On Monday, the two companies announced their prospective deal under which SBTech would provide real-money sports betting services to GAN’s US casino clients, more than a dozen of which currently utilize GAN’s Simulated Gaming free-play online social casino product.
Specifically, GAN’s GameStack enterprise software platform will integrate SBTech’s sports betting solution, allowing GAN’s casino clients to offer sports betting options via both retail and online positions.
SBTech CEO Richard Carter called the new partnership “a logical step for SBTECH and allows the company to rapidly introduce its sports betting technology and services to a wide range of US casinos.”
GAN CEO Dermot Smurfit logrolled right back, saying GAN had partnered with SBTech due to the company’s “technical capability, US licensing suitability, ability to integrate seamlessly with GAN’s enterprise software platform and the sophistication of their managed sports services.”
Smurfit also said several of GAN’s US casino clients were chomping at the bit to add sports betting to their product mix. These casinos evidently share the growing expectation that the US Supreme Court will partially or entirely strike down the federal sports betting prohibition later this year in response to New Jersey’s efforts to offer legal sports wagering on par with what’s allowed in Nevada casinos.
GAN currently powers Betfair’s New Jersey real-money online casino, putting the new GAN/SBTech duo in the driver’s seat should the Supreme Court side with New Jersey. GAN also has a prospective real-money deal with the Parx Casino in Pennsylvania, which authorized sports betting in last year’s gambling expansion legislation, pending a favorable Supreme Court outcome.
In related news, sports betting data provider BetRadar announced plans to provide a “comprehensive range of tools and services,” including risk management and trading services, to US companies looking to cash in on legal sports betting.

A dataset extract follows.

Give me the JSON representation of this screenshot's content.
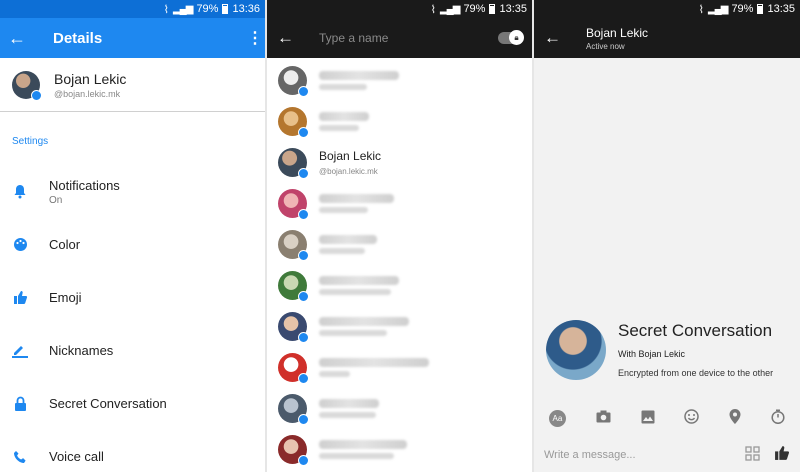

The company, a division of sports data and integrity firm Sportradar, said it too was acting in response to requests from existing clients. BetRadar already provides services to many Nevada sportsbooks and stands ready to expand its reach into other states that could pounce on any relaxation in the federal betting ban.
While BetRadar’s US VP of sales Neale Deeley copped to the “good deal of uncertainty” regarding legal betting’s arrival, the company is nonetheless extending its data coverage “so that we are the clear market leader in terms of US and US-relevant sports and competitions.”